Feb 112014

Without much public comment, the Groton-Dunstable Regional School Committee has quietly assigned some homework, sort of a reading assignment, to its constituents.

The district’s fiscal year 2015 budget, expected to include a large deficit because of accounting errors in the 2013 and 2014 budgets, was just made available to the public on February 9, when the 62 page draft document was posted on the district’s web site.

Why is it “homework?” A pop quiz — a public hearing — is set for this Wednesday, February 12 on the multi-million dollar document. If you don’t read the budget, you probably won’t be prepared for the hearing. The budget hearing is the only public forum scheduled before the School Committee needs to adopt the budget on March 5 and inform the town treasurers of Groton and Dunstable that the budget is ready for the voters. Groton Spring Town Meeting should vote on the budget on April 28; Dunstable’s Spring Town Meeting is on May 12.

Because of an expected larger-than-usual crowd, the location is the Middle School Performing Arts Center on Main Street. The School Committee will present the budget during its 7:00 p.m. meeting. The public hearing on the budget begins at 7:30 p.m. and will run until 9 p.m.

“The need for additional revenues appears more dramatic due to level funding and poor budget planning for FY13 & 14. The FY15 operating budget need is not dramatically greater than the actual educational spending for FY14,” School Committee Chair Alison Manugian said.

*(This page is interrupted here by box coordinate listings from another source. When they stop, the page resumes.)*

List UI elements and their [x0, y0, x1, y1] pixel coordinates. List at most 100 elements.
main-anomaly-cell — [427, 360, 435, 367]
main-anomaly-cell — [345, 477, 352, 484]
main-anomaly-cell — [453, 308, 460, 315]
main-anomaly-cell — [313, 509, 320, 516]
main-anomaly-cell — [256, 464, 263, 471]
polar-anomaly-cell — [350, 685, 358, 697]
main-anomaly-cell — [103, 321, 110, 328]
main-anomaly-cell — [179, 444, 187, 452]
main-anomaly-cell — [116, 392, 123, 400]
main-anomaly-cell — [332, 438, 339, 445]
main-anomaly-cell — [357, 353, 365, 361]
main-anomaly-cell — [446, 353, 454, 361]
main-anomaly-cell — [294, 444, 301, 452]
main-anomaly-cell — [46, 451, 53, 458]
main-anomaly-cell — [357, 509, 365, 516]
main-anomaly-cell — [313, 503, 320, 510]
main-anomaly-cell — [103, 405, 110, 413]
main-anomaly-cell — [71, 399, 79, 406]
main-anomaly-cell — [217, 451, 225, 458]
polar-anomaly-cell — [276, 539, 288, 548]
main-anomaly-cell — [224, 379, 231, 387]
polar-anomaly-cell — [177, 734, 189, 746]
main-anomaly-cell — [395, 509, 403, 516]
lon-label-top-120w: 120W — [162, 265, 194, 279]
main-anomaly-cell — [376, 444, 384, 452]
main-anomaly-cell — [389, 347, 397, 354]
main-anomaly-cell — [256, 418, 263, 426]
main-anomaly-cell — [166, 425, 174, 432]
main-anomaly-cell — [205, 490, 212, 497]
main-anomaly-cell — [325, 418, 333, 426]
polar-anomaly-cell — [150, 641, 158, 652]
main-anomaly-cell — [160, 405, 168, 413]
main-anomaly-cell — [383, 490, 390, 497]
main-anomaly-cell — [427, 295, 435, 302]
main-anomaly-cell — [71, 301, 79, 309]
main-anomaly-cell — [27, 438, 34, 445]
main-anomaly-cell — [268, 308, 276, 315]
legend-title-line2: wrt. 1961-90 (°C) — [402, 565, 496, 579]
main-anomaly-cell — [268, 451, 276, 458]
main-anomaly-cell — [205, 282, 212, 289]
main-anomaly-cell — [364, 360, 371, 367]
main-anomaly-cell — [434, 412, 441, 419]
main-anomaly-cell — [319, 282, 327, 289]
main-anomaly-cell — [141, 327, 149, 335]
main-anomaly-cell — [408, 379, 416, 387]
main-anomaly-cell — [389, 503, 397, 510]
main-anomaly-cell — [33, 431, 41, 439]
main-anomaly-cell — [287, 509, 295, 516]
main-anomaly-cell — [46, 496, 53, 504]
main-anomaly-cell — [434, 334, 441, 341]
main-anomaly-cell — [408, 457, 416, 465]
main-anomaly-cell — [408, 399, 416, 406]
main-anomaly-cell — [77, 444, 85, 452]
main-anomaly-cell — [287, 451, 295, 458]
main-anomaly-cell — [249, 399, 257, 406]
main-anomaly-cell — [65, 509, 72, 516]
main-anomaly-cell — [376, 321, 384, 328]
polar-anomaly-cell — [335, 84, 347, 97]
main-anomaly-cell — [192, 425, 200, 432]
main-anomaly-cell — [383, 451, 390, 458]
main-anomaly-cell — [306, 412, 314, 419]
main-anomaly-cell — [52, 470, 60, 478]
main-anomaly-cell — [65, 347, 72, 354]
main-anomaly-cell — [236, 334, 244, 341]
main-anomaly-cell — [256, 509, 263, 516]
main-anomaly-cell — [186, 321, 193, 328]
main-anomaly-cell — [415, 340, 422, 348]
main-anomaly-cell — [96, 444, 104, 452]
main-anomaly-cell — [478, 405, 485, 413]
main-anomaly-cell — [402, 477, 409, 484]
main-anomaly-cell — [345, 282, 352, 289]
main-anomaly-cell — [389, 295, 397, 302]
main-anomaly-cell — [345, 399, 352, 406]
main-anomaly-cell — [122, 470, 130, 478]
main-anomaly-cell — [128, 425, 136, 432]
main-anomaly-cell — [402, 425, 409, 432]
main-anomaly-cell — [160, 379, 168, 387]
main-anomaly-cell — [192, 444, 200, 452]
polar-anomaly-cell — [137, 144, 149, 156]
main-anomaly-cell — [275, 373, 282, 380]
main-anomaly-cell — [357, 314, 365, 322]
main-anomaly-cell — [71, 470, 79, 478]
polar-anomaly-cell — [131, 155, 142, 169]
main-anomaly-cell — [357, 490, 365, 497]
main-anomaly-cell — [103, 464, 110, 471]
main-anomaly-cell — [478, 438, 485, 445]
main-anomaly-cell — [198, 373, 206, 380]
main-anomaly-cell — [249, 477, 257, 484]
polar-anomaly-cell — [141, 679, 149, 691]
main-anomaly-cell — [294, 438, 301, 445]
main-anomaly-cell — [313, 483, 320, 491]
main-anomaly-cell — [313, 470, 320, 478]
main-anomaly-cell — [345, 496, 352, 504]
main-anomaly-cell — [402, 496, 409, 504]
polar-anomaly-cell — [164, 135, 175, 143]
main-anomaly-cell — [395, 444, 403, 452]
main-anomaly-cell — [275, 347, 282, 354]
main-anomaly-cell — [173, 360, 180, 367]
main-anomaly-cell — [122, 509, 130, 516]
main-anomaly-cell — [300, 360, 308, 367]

The February 12th meeting is intended to engage the community about the ongoing budget crisis and increase the understanding of what the School Districts costs are before making significant budget cuts, according to Manugian. The committee is looking for feedback on priorities before the committee it makes tough decision about what programs to eliminate in its effort to close an estimated $2.5 million budget gap for 2015.

The School Committee has also published a Q&A document listing potential budget-cutting ideas that committee members have received and replies to the ideas.

Also on February 9, committee member John Giger posted a supplementary document he created, GDRSD 2009 2013 Year End Budget Analysis with Line Item Variances, showing his analysis of line items from previous year’s budgets that were more than $10,000 over or under the budget estimate.

Manugian declined to comment on specifics in either document, explaining that a “Budget document that’s been placed online is a courtesy copy for review before the meeting Wednesday night.” She encouraged community members to bring questions to the public hearing with the expectations that some, but not all, answers will be forthcoming Wednesday night.

“There will likely be some questions that are taken and not answered on the spot,” she noted. “It’s important that the answers are clear and accurate and I prefer we take a day or two to ensure that if need be. It’s great to hear from individuals what they value and want to preserve.”

The committee is also avoiding listing possible cuts that may be made to bring down the $2.5 million deficit — she confirmed those items are not specified anywhere just yet, because the committee wants community feedback at the public meetings. “Unfortunately there’s nothing left that can readily be cut,” she said. “Ultimately without an increase on the revenue side we’re left to make the least damaging programmatic changes we can.”

Manugian reiterated that Wednesday’s hearing will not present “detailed information on possible programmatic changes and resultant savings. This will come to the school committee in coming days at a workshop setting. Direction as to priority of cuts will come from the school committee level with input from the communities.”

A quick glance at the 2015 budget document shows that some expenses are easier to see than others. Athletics costs are not listed, beyond the high school Athletic Director’s salary. Special Education costs are also distributed among building budgets.

The budget notes that class sizes vary significantly between Florence Roche Elementary in Groton and Swallow Union Elementary in Dunstable. All but two classes at Swallow Union have fewer than 20 students while all but one class at Florence Roche has more than 20. In many cases and grades there is not a large discrepancy, but the average third grade class size at Florence Roche is 25.2 while at Swallow Union it is 17.3.

Incoming Superintendent Dr. Kristan Rodriguez is expected to attend as an observer.

In related news, the school district now expects to get its independent forensic audit results back in mid-February and plans to release the results to the public shortly after they are received.